# Gear for DMR Revolver Rear Hub



## BaronVonBundy (Jan 11, 2008)

I have a Revolver rear hub and I want to use a micro drive setup. I am thinking about 28-13 or 25-12. I'm a little confused about what type of rear cassette or driver I need to do this? Can I even run a one piece driver? What are the benefits?

Also, as far as chains, what do you guys recommend? I was looking at this. I've read enough to to feel like I don't need a half link chain, but would like some recommendations. Thanks.


----------



## quickfeet18 (Feb 13, 2007)

the revolver hub is it the single speed or the 9 speed freehub? I ran the revolver 9 speed for awhile and it it is a nice hub but you will not be able to run a 1 piece driver on it. The best you can do is get a 12 1/8th cog and run a single speed spacer kit with.


----------



## BaronVonBundy (Jan 11, 2008)

woops...it's the single speed


----------



## XSL_WiLL (Nov 2, 2004)

The DMR SS uses a thread-on freewheel. You won't be able to go micro-drive.


----------



## quickfeet18 (Feb 13, 2007)

28 13 will be the lowest you can go with that set up. that isn't that bad of a gear ratio to run but it may be on the easy side


----------



## mesier (Jun 5, 2007)

*quickfeet18*, as far as I know, DMR Revolver SS has "english" thread. Where can you get 13t freewhell which can fit to such hub body? Imho, 16t or more.


----------



## quickfeet18 (Feb 13, 2007)

Oh yeah I am sorry meiser is right, I am thinking flip flop bmx hubs, 16 tooth or higher. That is one crappy ratio.


----------



## XSL_WiLL (Nov 2, 2004)

Ditto. It's not the smaller thread like on flip-flop hubs. I think there is a 15t that fits on it... but they blow up quick.


----------



## BaronVonBundy (Jan 11, 2008)

I hate myself now...:madman:


----------



## BaronVonBundy (Jan 11, 2008)

Ok, if I was set on running a micro-drive setup, what is the best way to go <$100. I know atomlab has a decent hub, but I heard the engagement is poor. I did some research on the nashbar hub, but it is so heavy >600grams. The DMR hub is 400-500g.

Thanks in advance.


----------



## BikeSATORI (Mar 20, 2004)

BaronVonBundy said:


> Ok, if I was set on running a micro-drive setup, what is the best way to go <$100. I know atomlab has a decent hub, but I heard the engagement is poor. I did some research on the nashbar hub, but it is so heavy >600grams. The DMR hub is 400-500g.
> 
> Thanks in advance.


under $100 is not easy to work with if you want it lightweight as well.

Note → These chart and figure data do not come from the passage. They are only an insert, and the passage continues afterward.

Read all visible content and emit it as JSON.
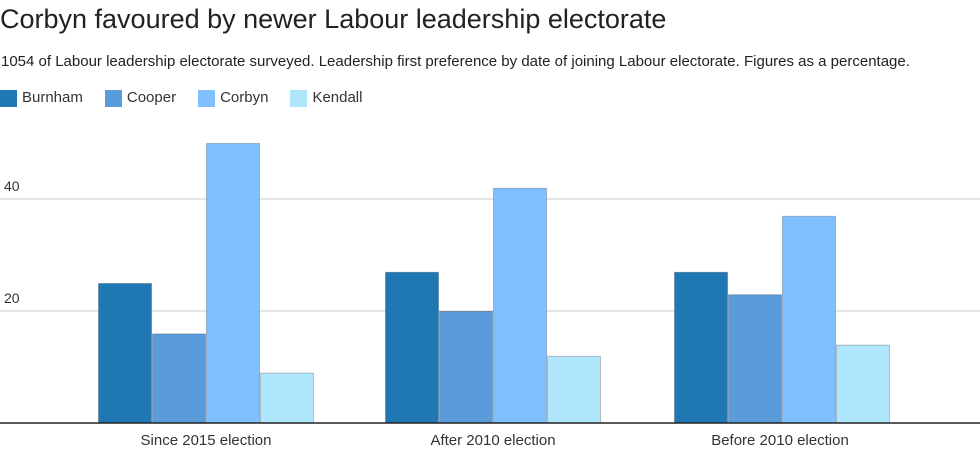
{
  "chart_data": {
    "type": "bar",
    "title": "Corbyn favoured by newer Labour leadership electorate",
    "subtitle": "1054 of Labour leadership electorate surveyed. Leadership first preference by date of joining Labour electorate. Figures as a percentage.",
    "xlabel": "",
    "ylabel": "",
    "categories": [
      "Since 2015 election",
      "After 2010 election",
      "Before 2010 election"
    ],
    "series": [
      {
        "name": "Burnham",
        "color": "#1f77b4",
        "values": [
          25,
          27,
          27
        ]
      },
      {
        "name": "Cooper",
        "color": "#5a9bdc",
        "values": [
          16,
          20,
          23
        ]
      },
      {
        "name": "Corbyn",
        "color": "#80c0ff",
        "values": [
          50,
          42,
          37
        ]
      },
      {
        "name": "Kendall",
        "color": "#afe6fc",
        "values": [
          9,
          12,
          14
        ]
      }
    ],
    "ylim": [
      0,
      50
    ],
    "yticks": [
      20,
      40
    ],
    "grid": true,
    "legend_position": "top-left"
  }
}
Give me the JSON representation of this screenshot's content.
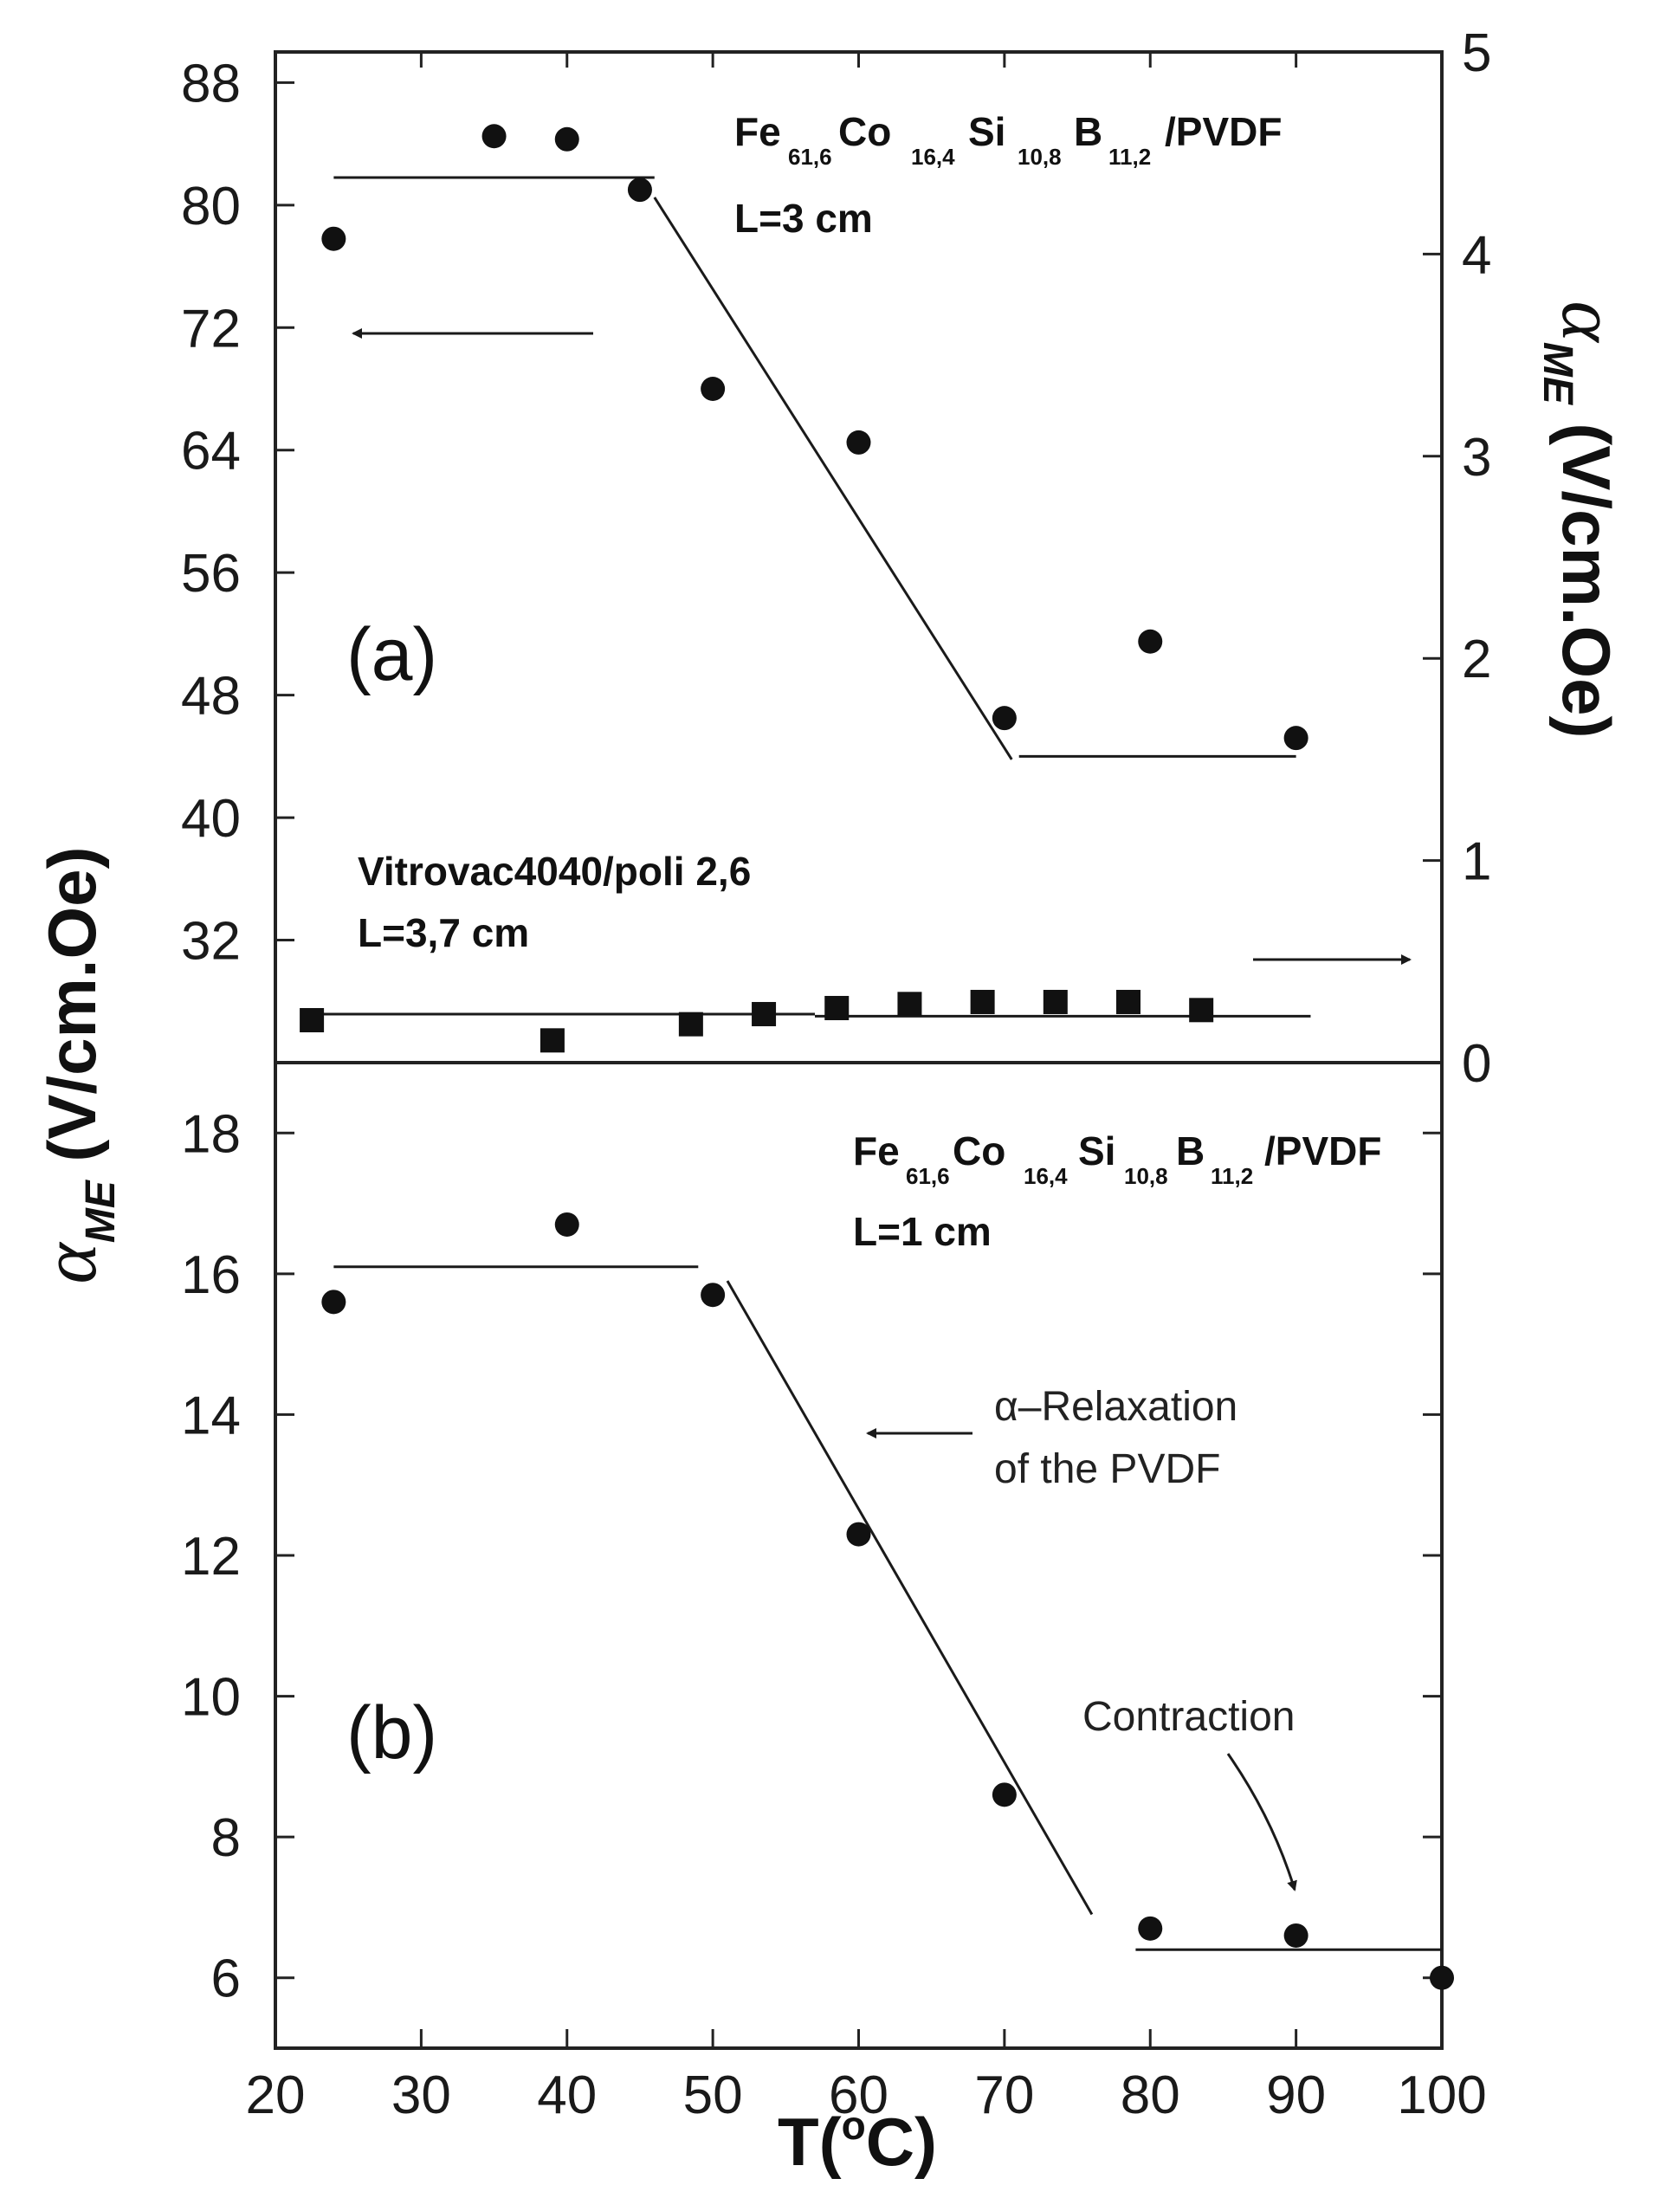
{
  "chart_data": [
    {
      "panel": "(a)",
      "type": "scatter",
      "xlabel": "T(°C)",
      "x_range": [
        20,
        100
      ],
      "x_ticks": [
        20,
        30,
        40,
        50,
        60,
        70,
        80,
        90,
        100
      ],
      "left_axis": {
        "label": "α_ME (V/cm.Oe)",
        "range": [
          24,
          90
        ],
        "ticks": [
          32,
          40,
          48,
          56,
          64,
          72,
          80,
          88
        ]
      },
      "right_axis": {
        "label": "α_ME (V/cm.Oe)",
        "range": [
          0,
          5
        ],
        "ticks": [
          0,
          1,
          2,
          3,
          4,
          5
        ]
      },
      "series": [
        {
          "name": "Fe61,6Co16,4Si10,8B11,2/PVDF, L=3 cm",
          "axis": "left",
          "marker": "circle",
          "x": [
            24,
            35,
            40,
            45,
            50,
            60,
            70,
            80,
            90
          ],
          "y": [
            77.8,
            84.5,
            84.3,
            81,
            68,
            64.5,
            46.5,
            51.5,
            45.2
          ],
          "fit_lines": [
            [
              [
                24,
                81.8
              ],
              [
                46,
                81.8
              ]
            ],
            [
              [
                46,
                80.5
              ],
              [
                70.5,
                43.8
              ]
            ],
            [
              [
                71,
                44
              ],
              [
                90,
                44
              ]
            ]
          ]
        },
        {
          "name": "Vitrovac4040/poli 2,6, L=3,7 cm",
          "axis": "right",
          "marker": "square",
          "x": [
            22.5,
            39,
            48.5,
            53.5,
            58.5,
            63.5,
            68.5,
            73.5,
            78.5,
            83.5
          ],
          "y": [
            0.21,
            0.11,
            0.19,
            0.24,
            0.27,
            0.29,
            0.3,
            0.3,
            0.3,
            0.26
          ],
          "fit_lines": [
            [
              [
                22.5,
                0.24
              ],
              [
                57,
                0.24
              ]
            ],
            [
              [
                57,
                0.23
              ],
              [
                91,
                0.23
              ]
            ]
          ]
        }
      ],
      "annotations": {
        "label1_main": "Fe",
        "label1_subs": [
          "61,6",
          "16,4",
          "10,8",
          "11,2"
        ],
        "label1_elements": [
          "Co",
          "Si",
          "B"
        ],
        "label1_suffix": "/PVDF",
        "label1_length": "L=3 cm",
        "label2_name": "Vitrovac4040/poli 2,6",
        "label2_length": "L=3,7 cm"
      }
    },
    {
      "panel": "(b)",
      "type": "scatter",
      "xlabel": "T(°C)",
      "x_range": [
        20,
        100
      ],
      "left_axis": {
        "label": "α_ME (V/cm.Oe)",
        "range": [
          5,
          19
        ],
        "ticks": [
          6,
          8,
          10,
          12,
          14,
          16,
          18
        ]
      },
      "series": [
        {
          "name": "Fe61,6Co16,4Si10,8B11,2/PVDF, L=1 cm",
          "marker": "circle",
          "x": [
            24,
            40,
            50,
            60,
            70,
            80,
            90,
            100
          ],
          "y": [
            15.6,
            16.7,
            15.7,
            12.3,
            8.6,
            6.7,
            6.6,
            6.0
          ],
          "fit_lines": [
            [
              [
                24,
                16.1
              ],
              [
                49,
                16.1
              ]
            ],
            [
              [
                51,
                15.9
              ],
              [
                76,
                6.9
              ]
            ],
            [
              [
                79,
                6.4
              ],
              [
                100,
                6.4
              ]
            ]
          ]
        }
      ],
      "annotations": {
        "label1_main": "Fe",
        "label1_subs": [
          "61,6",
          "16,4",
          "10,8",
          "11,2"
        ],
        "label1_elements": [
          "Co",
          "Si",
          "B"
        ],
        "label1_suffix": "/PVDF",
        "label1_length": "L=1 cm",
        "relax_line1": "α–Relaxation",
        "relax_line2": "of the PVDF",
        "contraction": "Contraction"
      }
    }
  ],
  "text": {
    "x_axis_title": "T(",
    "x_axis_o": "o",
    "x_axis_unit": "C)",
    "y_left_alpha": "α",
    "y_left_sub": "ME",
    "y_left_units": " (V/cm.Oe)",
    "y_right_alpha": "α",
    "y_right_sub": "ME",
    "y_right_units": " (V/cm.Oe)",
    "panel_a": "(a)",
    "panel_b": "(b)"
  }
}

Eastern26 has a hub that can go down to 12 on the cassette body (with proper use of low-profile spacers), or you can buy a separate 1pc driver for 11, 10, 9t. I had the 135mm disc version with a 14mm axle and I really liked it. It was right around $100 for the hub not including the driver. If I recall correctly, it was pretty heavy, but mine had a full chromo 14mm axle in it too.

Might be a decent option for you if you didn't want the Novatec/Nashbar hub.


----------



## Demo-9 (Mar 24, 2006)

For $50 take the 100-200g hit with the Woodman/Novatek/Nashbar...


----------



## BaronVonBundy (Jan 11, 2008)

*Unfortunately...*

I already have the revolver hub and need to make it work.

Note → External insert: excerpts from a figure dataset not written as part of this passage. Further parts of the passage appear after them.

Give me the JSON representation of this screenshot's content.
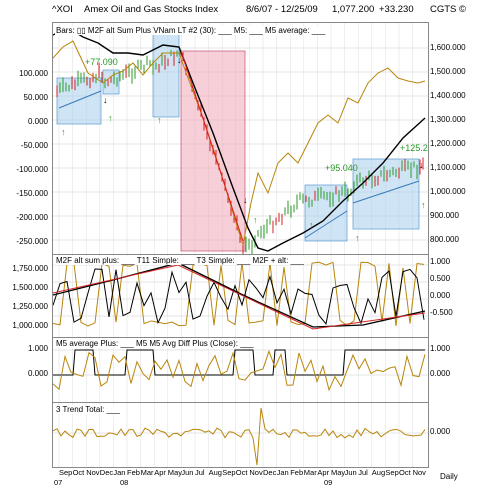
{
  "header": {
    "symbol": "^XOI",
    "name": "Amex Oil and Gas Stocks Index",
    "date_range": "8/6/07 - 12/25/09",
    "last": "1,077.200",
    "change": "+33.230",
    "brand": "CGTS ©"
  },
  "price_panel": {
    "legend": "Bars: ▯▯  M2F alt Sum Plus VNam LT #2 (30): ___   M5: ___   M5 average: ___",
    "right_ticks": [
      "1,600.000",
      "1,500.000",
      "1,400.000",
      "1,300.000",
      "1,200.000",
      "1,100.000",
      "1,000.000",
      "900.000",
      "800.000"
    ],
    "left_ticks": [
      "100.000",
      "50.000",
      "0.000",
      "-50.000",
      "-100.000",
      "-150.000",
      "-200.000",
      "-250.000"
    ],
    "annotations": [
      "+77.090",
      "+95.040",
      "+125.2"
    ]
  },
  "osc_panel": {
    "legend": "M2F alt sum plus: ___   T11 Simple: ___   T3 Simple: ___   M2F + alt: ___",
    "right_ticks": [
      "1.000",
      "0.500",
      "0.000",
      "-0.500"
    ],
    "left_ticks": [
      "1,750.000",
      "1,500.000",
      "1,250.000",
      "1,000.000"
    ]
  },
  "m5_panel": {
    "legend": "M5 average Plus: ___   M5 M5 Avg Diff Plus (Close): ___",
    "right_ticks": [
      "1.000",
      "0.000"
    ],
    "left_ticks": [
      "1.000",
      "0.000"
    ]
  },
  "trend_panel": {
    "legend": "3 Trend Total: ___",
    "right_ticks": [
      "0.000"
    ]
  },
  "x_axis": {
    "months": [
      "Sep",
      "Oct",
      "Nov",
      "Dec",
      "Jan",
      "Feb",
      "Mar",
      "Apr",
      "May",
      "Jun",
      "Jul",
      "Aug",
      "Sep",
      "Oct",
      "Nov",
      "Dec",
      "Jan",
      "Feb",
      "Mar",
      "Apr",
      "May",
      "Jun",
      "Jul",
      "Aug",
      "Sep",
      "Oct",
      "Nov"
    ],
    "years": [
      "07",
      "08",
      "09"
    ],
    "interval": "Daily"
  },
  "colors": {
    "price_line": "#b8860b",
    "avg_line": "#000000",
    "red_line": "#d42020",
    "bull_bar": "#2a9a2a",
    "bear_bar": "#d42020",
    "up_box": "#a8d0ee",
    "down_box": "#f0a8b8"
  }
}
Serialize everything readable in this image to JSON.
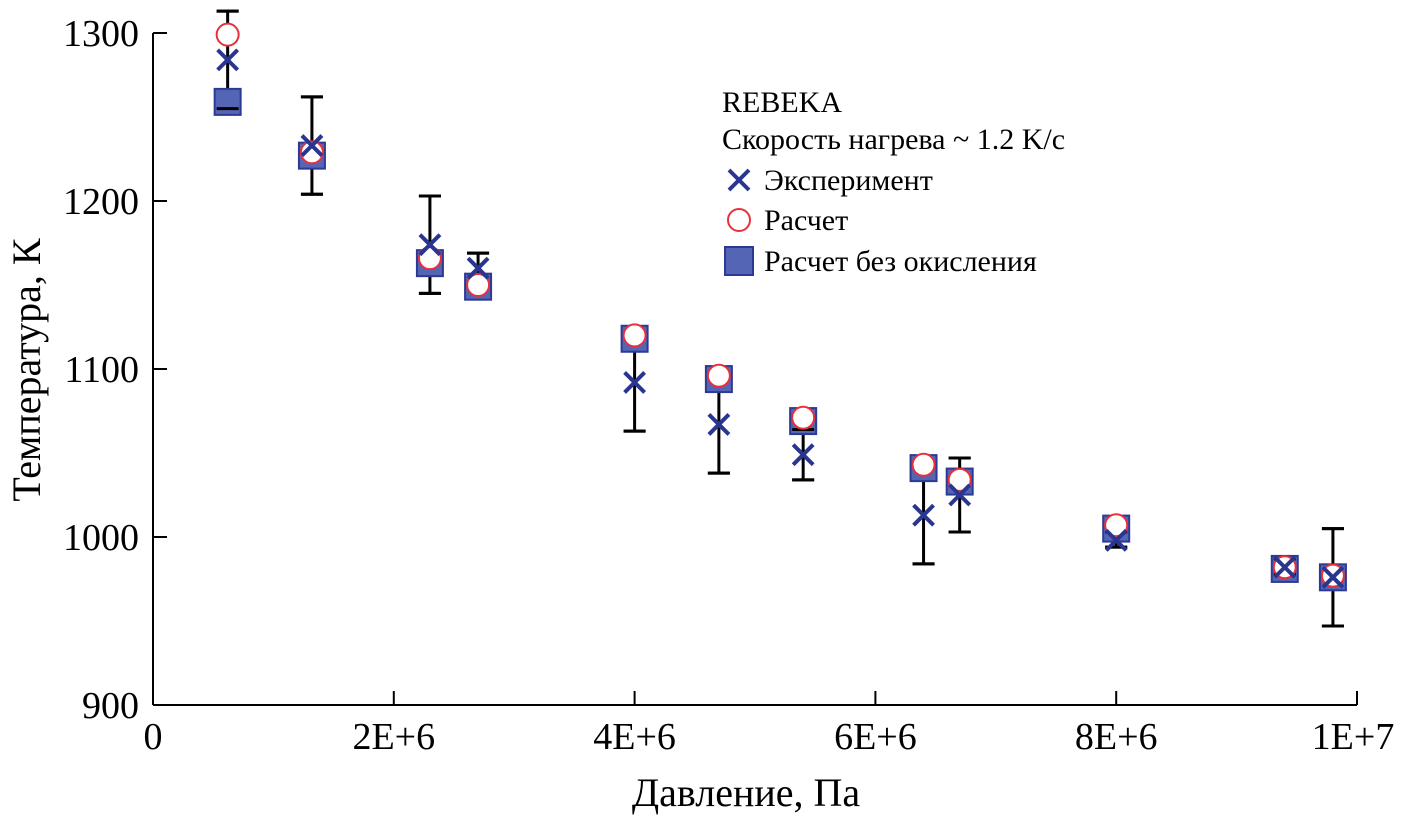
{
  "chart_data": {
    "type": "scatter",
    "title": "",
    "xlabel": "Давление, Па",
    "ylabel": "Температура, К",
    "xlim": [
      0,
      10000000
    ],
    "ylim": [
      900,
      1300
    ],
    "x_ticks": [
      0,
      2000000,
      4000000,
      6000000,
      8000000,
      10000000
    ],
    "x_tick_labels": [
      "0",
      "2E+6",
      "4E+6",
      "6E+6",
      "8E+6",
      "1E+7"
    ],
    "y_ticks": [
      900,
      1000,
      1100,
      1200,
      1300
    ],
    "y_tick_labels": [
      "900",
      "1000",
      "1100",
      "1200",
      "1300"
    ],
    "legend": {
      "title_lines": [
        "REBEKA",
        "Скорость нагрева ~ 1.2 K/c"
      ],
      "position": "upper-right"
    },
    "colors": {
      "experiment": "#2a3590",
      "calc": "#e8303a",
      "calc_no_ox_fill": "#5565b5",
      "calc_no_ox_edge": "#2c3a94",
      "error_bar": "#000000"
    },
    "series": [
      {
        "name": "Эксперимент",
        "marker": "x",
        "points": [
          {
            "x": 620000,
            "y": 1284,
            "err_low": 1255,
            "err_high": 1313
          },
          {
            "x": 1320000,
            "y": 1233,
            "err_low": 1204,
            "err_high": 1262
          },
          {
            "x": 2300000,
            "y": 1174,
            "err_low": 1145,
            "err_high": 1203
          },
          {
            "x": 2700000,
            "y": 1160,
            "err_low": 1150,
            "err_high": 1169
          },
          {
            "x": 4000000,
            "y": 1092,
            "err_low": 1063,
            "err_high": 1121
          },
          {
            "x": 4700000,
            "y": 1067,
            "err_low": 1038,
            "err_high": 1096
          },
          {
            "x": 5400000,
            "y": 1049,
            "err_low": 1034,
            "err_high": 1064
          },
          {
            "x": 6400000,
            "y": 1013,
            "err_low": 984,
            "err_high": 1042
          },
          {
            "x": 6700000,
            "y": 1025,
            "err_low": 1003,
            "err_high": 1047
          },
          {
            "x": 8000000,
            "y": 998,
            "err_low": 994,
            "err_high": 1003
          },
          {
            "x": 9400000,
            "y": 982,
            "err_low": 978,
            "err_high": 987
          },
          {
            "x": 9800000,
            "y": 976,
            "err_low": 947,
            "err_high": 1005
          }
        ]
      },
      {
        "name": "Расчет",
        "marker": "open-circle",
        "points": [
          {
            "x": 620000,
            "y": 1299
          },
          {
            "x": 1320000,
            "y": 1229
          },
          {
            "x": 2300000,
            "y": 1166
          },
          {
            "x": 2700000,
            "y": 1150
          },
          {
            "x": 4000000,
            "y": 1120
          },
          {
            "x": 4700000,
            "y": 1096
          },
          {
            "x": 5400000,
            "y": 1071
          },
          {
            "x": 6400000,
            "y": 1043
          },
          {
            "x": 6700000,
            "y": 1034
          },
          {
            "x": 8000000,
            "y": 1007
          },
          {
            "x": 9400000,
            "y": 982
          },
          {
            "x": 9800000,
            "y": 977
          }
        ]
      },
      {
        "name": "Расчет без окисления",
        "marker": "filled-square",
        "points": [
          {
            "x": 620000,
            "y": 1259
          },
          {
            "x": 1320000,
            "y": 1227
          },
          {
            "x": 2300000,
            "y": 1163
          },
          {
            "x": 2700000,
            "y": 1149
          },
          {
            "x": 4000000,
            "y": 1118
          },
          {
            "x": 4700000,
            "y": 1094
          },
          {
            "x": 5400000,
            "y": 1069
          },
          {
            "x": 6400000,
            "y": 1041
          },
          {
            "x": 6700000,
            "y": 1033
          },
          {
            "x": 8000000,
            "y": 1005
          },
          {
            "x": 9400000,
            "y": 981
          },
          {
            "x": 9800000,
            "y": 976
          }
        ]
      }
    ]
  }
}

Is there any sort of driver I can run with this hub or am I flat a$$ stuck? If so, I guess I'll run 33-16 or 34-16.

do I have any other options, even if I have to spend a little more. I can't take the hub back because I got the wheels built.


----------



## snaky69 (Mar 8, 2005)

No you can't run a driver on it, there is no ratchet mechanism in the hub itself, it's in the freewheel.


----------



## BikeSATORI (Mar 20, 2004)

Can't run any "driver" with a DMR Revolver. Only thread on freewheels.

Just run 33:16, it's not that bad, won't kill you to have a few extra teeth and chainlinks.

But watch out for cheap freewheels, some will frequently skip engagement points, and you can blow them out very easily if you put too much chain tension on. If you want to have one with very solid engagement look at the White Industries ENO trials w/ 72 points of engagement. It's pricey, but very smooth.


Or, you could just look for a new hub. 
To make it easy on yourself, find a hub with similar flange diameter and spacing so you can just use the same spokes you already have, then just swap out the revovler.



edit: ohhhh, sniped by the snakemeister.


----------